DataCite Metadata Schema 4.1

📘

PDF is the version of record

The official home for the DataCite Metadata Schema is at https://schema.datacite.org, and the PDFs of the schema documentation found there are the versions of record. These pages on our support site are provided as a convenience. We try to duplicate the PDF as much as possible, but the PDF is the official version.

Citation for the PDF version: DataCite Metadata Working Group. (2017). DataCite Metadata Schema Documentation for the Publication and Citation of Research Data. Version 4.1. DataCite e.V. http://doi.org/10.5438/0014.

The DataCite Consortium

Scholarly research is producing ever-increasing amounts of digital research data, and it depends on data to verify research findings, create new research, and share findings. In this context, what has been missing until recently, is a persistent approach to access, identification, sharing, and re-use of datasets. To address this need, the DataCite international consortium was founded in late 2009 with these three fundamental goals:

  • establish easier access to scientific research data on the Internet,
  • increase acceptance of research data as legitimate, citable contributions to the scientific record, and
  • support data archiving that will permit results to be verified and re-purposed for future study.

Since its founding in 2009, DataCite has grown and now spans the globe from Europe and North America to Asia and Australia. The aim of DataCite is to provide domain agnostic services to benefit scholars in a wide range of disciplines.

Key to DataCite service is the concept of a long-term or persistent identifier. A persistent identifier is an association between a character string and a resource. Resources can be files, parts of files, persons, organisations, abstractions, etc. DataCite uses Digital Object Identifiers (DOIs). DOIs are administered by the International DOI Foundation.

DataCite Community Participation

The Metadata Working Group would like to acknowledge the contributions to our work of many colleagues in our institutions who provided assistance of all kinds. Their help has been greatly appreciated. In addition, we are indebted to numerous individuals and organisations in the broader scholarly community who have taken an interest in this work. Because data citation and data management are evolving areas of concern, we look forward to continued interest. With this in mind, the Working Group provides an interactive discussion mechanism for DataCite members and clients to discuss the DataCite Metadata Schema and issues connected with metadata submitted to DataCite, as appropriate. Join the discussion at [https://schema.datacite.org].

The Metadata Schema

The DataCite Metadata Schema is a list of core metadata properties chosen for an accurate and consistent identification of a resource for citation and retrieval purposes, along with recommended use instructions. The resource that is being identified can be of any kind, but it is typically a dataset. We use the term ‘dataset’ in its broadest sense. We mean it to include not only numerical data, but any other research objects in keeping with DataCite's mission. The metadata schema properties are presented and described in detail in Properties Overview.

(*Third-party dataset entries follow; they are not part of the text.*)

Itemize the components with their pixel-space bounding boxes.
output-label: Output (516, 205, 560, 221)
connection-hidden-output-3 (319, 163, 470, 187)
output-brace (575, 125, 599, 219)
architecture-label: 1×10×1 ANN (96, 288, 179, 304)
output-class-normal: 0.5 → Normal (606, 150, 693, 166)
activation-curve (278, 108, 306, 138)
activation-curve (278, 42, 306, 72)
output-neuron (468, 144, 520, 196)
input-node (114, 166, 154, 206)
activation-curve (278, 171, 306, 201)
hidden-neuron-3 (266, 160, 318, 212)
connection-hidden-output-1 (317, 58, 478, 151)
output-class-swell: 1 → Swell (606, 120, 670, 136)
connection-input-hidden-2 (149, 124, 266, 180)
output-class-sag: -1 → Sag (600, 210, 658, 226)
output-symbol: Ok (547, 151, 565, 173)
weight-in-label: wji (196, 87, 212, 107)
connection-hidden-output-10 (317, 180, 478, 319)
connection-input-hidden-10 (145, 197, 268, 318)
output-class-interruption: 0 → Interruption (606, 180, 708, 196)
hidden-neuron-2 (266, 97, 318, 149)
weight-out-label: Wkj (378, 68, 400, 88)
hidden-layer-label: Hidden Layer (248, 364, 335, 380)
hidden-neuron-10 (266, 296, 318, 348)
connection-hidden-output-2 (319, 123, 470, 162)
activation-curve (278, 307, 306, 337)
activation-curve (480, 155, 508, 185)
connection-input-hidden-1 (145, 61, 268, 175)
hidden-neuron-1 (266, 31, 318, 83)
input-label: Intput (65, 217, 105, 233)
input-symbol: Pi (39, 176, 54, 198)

If this release of the metadata schema has a theme, it is support for software citation. The Working Group undertook this in response to increasing interest within the community, including the publication of the Force11 Software Citation Principles(1) as well as a set of guidelines(2) prepared by the UK Science and Technology Facilities Council for working with the DataCite schema. As we reviewed schema version 4.0, we found that very few actual schema changes were required, but substantial modifications needed to be made to the documentation to assist those registering DOIs for software. While the DataCite metadata schema now supports software registration, and provides properties to include version information for items being registered, it is not to be used as a version control or source code control system. There are many tools widely available that are ideally suited for that purpose. Instead, DataCite facilitates software discovery, sharing and citation.

A complete list of all changes in support of software citation is available as a special reference in Version 4.1 Changes in Support of Software Citation. In addition, we are providing a mapping of the Force11 Software Citation Principles’ metadata requirements to DataCite’s metadata schema. This is available as FORCE11 Software Citation Principles Mapping.

The remainder of the Version 4.1 changes is in response to requests from DataCite community members, people like you that have used the metadata schema and have imagined ways in which it might work better for their particular use case. We are indebted to everyone who has provided us with their feedback, allowing us to improve our service for the broader DataCite community.

For a list of all changes, see Version 4.1 Updates.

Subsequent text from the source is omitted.